Why are writers hung up on publishing? Block asked. He then writes:
…all the Sunday painters daubing oil on canvas for their private enjoyment, all the actors whose ambitions have never strayed beyond amateur theatrical presentations, all the folks taking piano lessons without the vaguest dream of a debut at Carnegie Hall. Millions of people snapped pictures without hoping to see them published. Millions more make jewelry and throw pots and knit shawls, free altogether from the craving to profit from their craft…they don’t need to prove themselves in the marketplace in order to get a sense of accomplishment from their work.
Why Aren’t There More Sunday Writers?
Then Block asked more questions, “Why aren’t there more Sunday writers? Why don’t those of us who write as a hobby find our work satisfying in and of itself?”
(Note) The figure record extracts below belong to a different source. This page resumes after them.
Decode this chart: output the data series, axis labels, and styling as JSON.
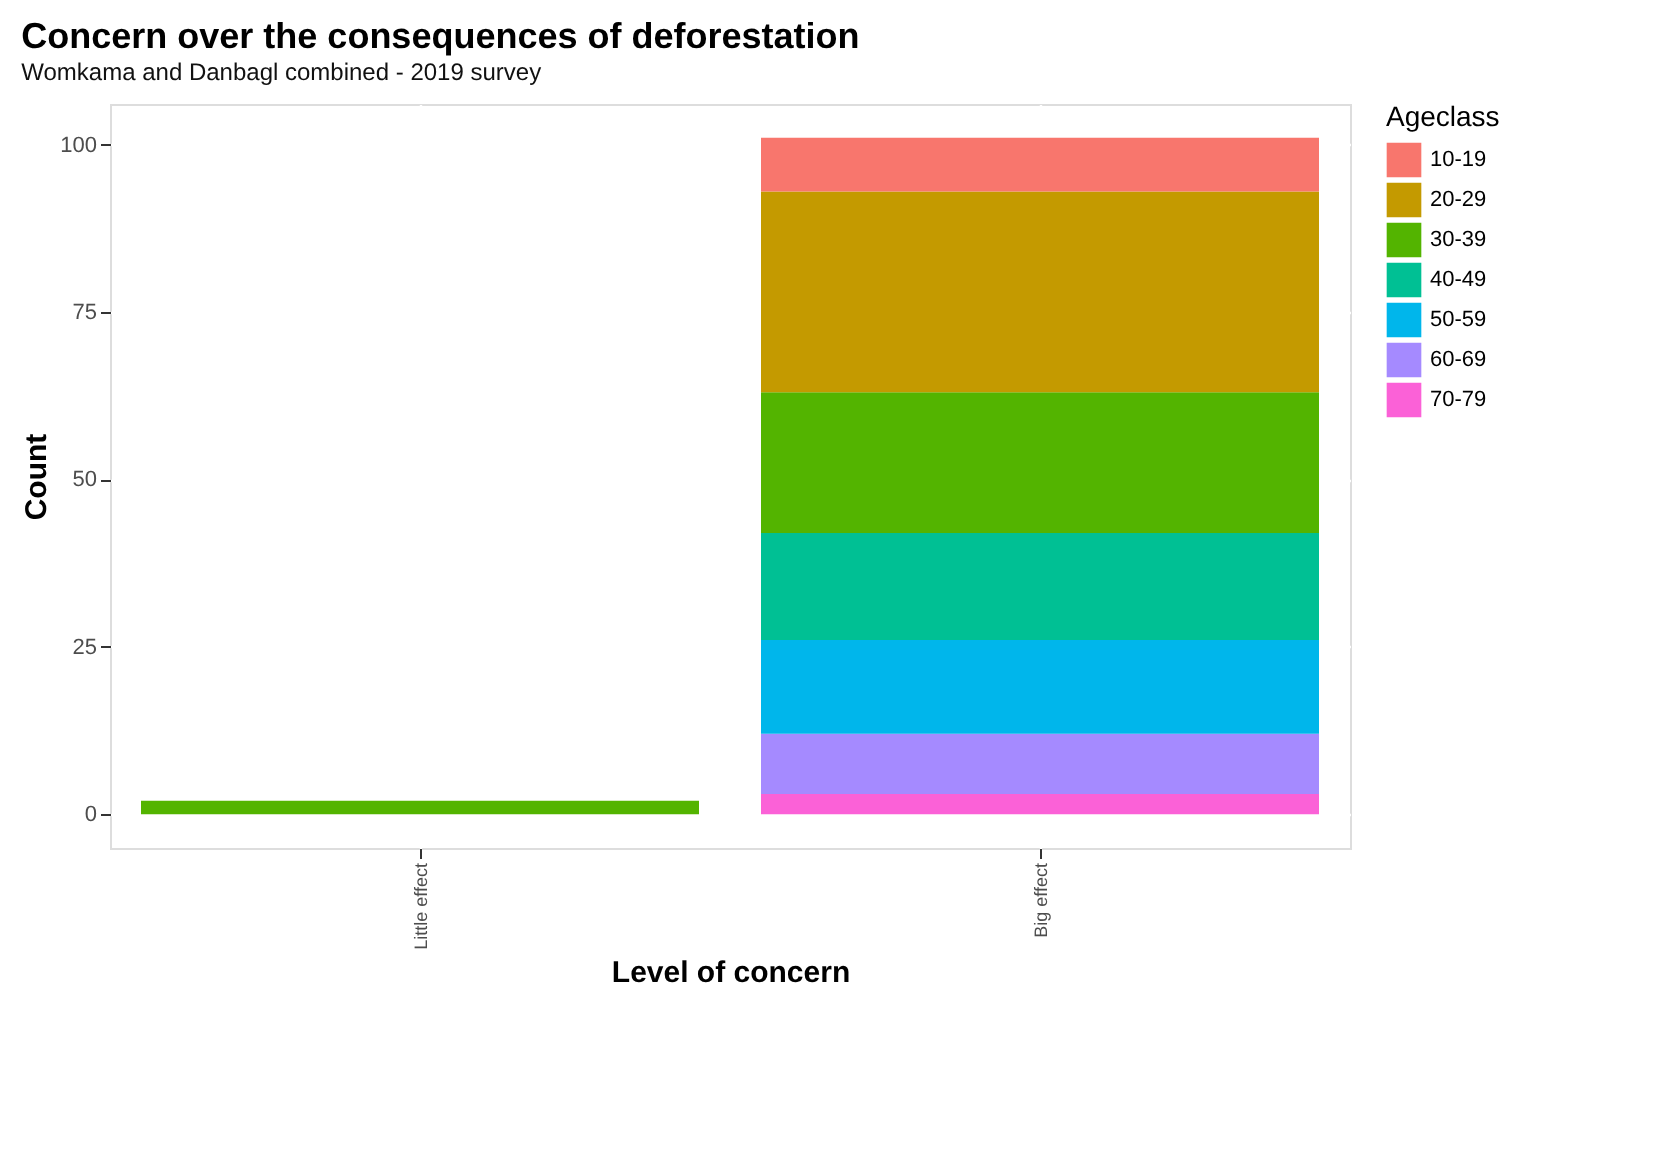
{
  "chart_data": {
    "type": "bar",
    "title": "Concern over the consequences of deforestation",
    "subtitle": "Womkama and Danbagl combined - 2019 survey",
    "xlabel": "Level of concern",
    "ylabel": "Count",
    "legend_title": "Ageclass",
    "categories": [
      "Little effect",
      "Big effect"
    ],
    "stacked": true,
    "series": [
      {
        "name": "70-79",
        "color": "#fb61d7",
        "values": [
          null,
          3
        ]
      },
      {
        "name": "60-69",
        "color": "#a58aff",
        "values": [
          null,
          9
        ]
      },
      {
        "name": "50-59",
        "color": "#00b6eb",
        "values": [
          null,
          14
        ]
      },
      {
        "name": "40-49",
        "color": "#00c094",
        "values": [
          null,
          16
        ]
      },
      {
        "name": "30-39",
        "color": "#53b400",
        "values": [
          2,
          21
        ]
      },
      {
        "name": "20-29",
        "color": "#c49a00",
        "values": [
          null,
          30
        ]
      },
      {
        "name": "10-19",
        "color": "#f8766d",
        "values": [
          null,
          8
        ]
      }
    ],
    "ylim": [
      -5.05,
      106.05
    ],
    "yticks": [
      0,
      25,
      50,
      75,
      100
    ],
    "grid": true,
    "legend": "right"
  }
}
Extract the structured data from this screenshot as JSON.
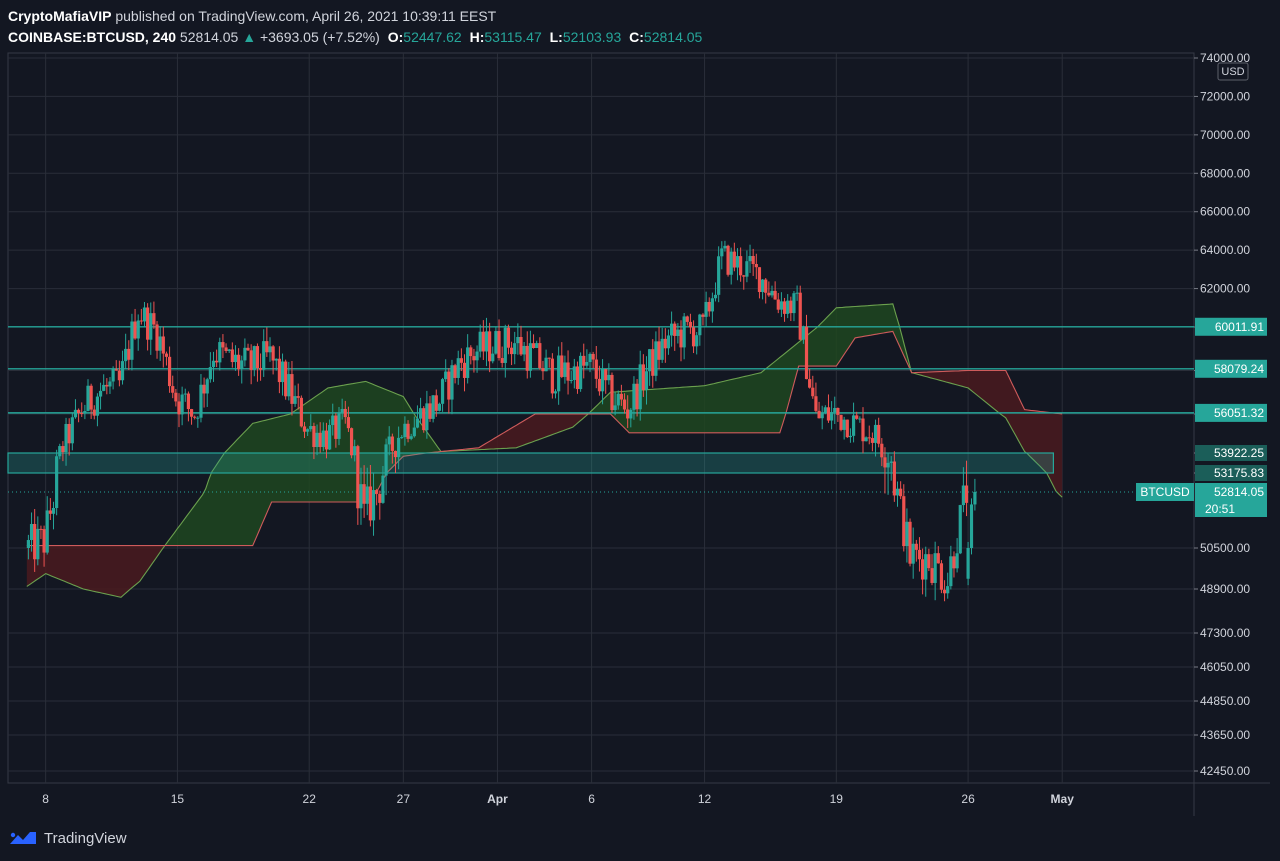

Here’s my thoughts. I love to write. I have since I was a kid. And I just write. I don’t use outlines; sometimes I have notes. It’s one of the gifts that God has given to me to share. Maybe He doesn’t want me to share it the way I want to by being “published” Maybe there’s another way; by sharing it in a simple post on Facebook, writing a speech to present to an audience, or simply by writing a blurb for a newsletter to promote a class.
It’s the process of creation is joy to me. It’s the closes I can get to being God. I control the plot, the theme, and the strategy. I control the viewpoint and characters. Well, maybe not always the characters. Sometimes the characters “do” things out of nowhere. And I scream “That’s not what I had planned!”
Long ago, I dreamed of fame and fortune as a published author. Today, I don’t need a fortune. I have enough to be comfortable. And fame isn’t always what it’s cracked up to be. I much rather be anonymous, just another face in the crowd. It’s less stressful that way.
I am a Sunday Writer
So I will be a Sunday writer. Not just on Sunday but every day of the week. I will beam when someone says, “You have a way with words,” or “I enjoy your work.” That is satisfaction enough and encourages me to write on. And I’ll conclude with one last quote from Lawrence Block:
I would certainly hope, though, that Sunday writers can avoid equating failure to publish with failure as a writer. If you are gaining satisfaction from writing, if you are exercising and improving your talent, if you are committing to paper your special feelings and perceptions, then you can damn well call yourself a success. Whether you wind up in print, whether you ever see money for your effort, is and ought to be incidental.
I am a writer. I am a Sunday writer!
So what do you think? Are you a “Sunday” person? What’s your hobby and how does it make you feel? Drop me a comment down below and let’s discuss. Maybelle Crabtree signing off.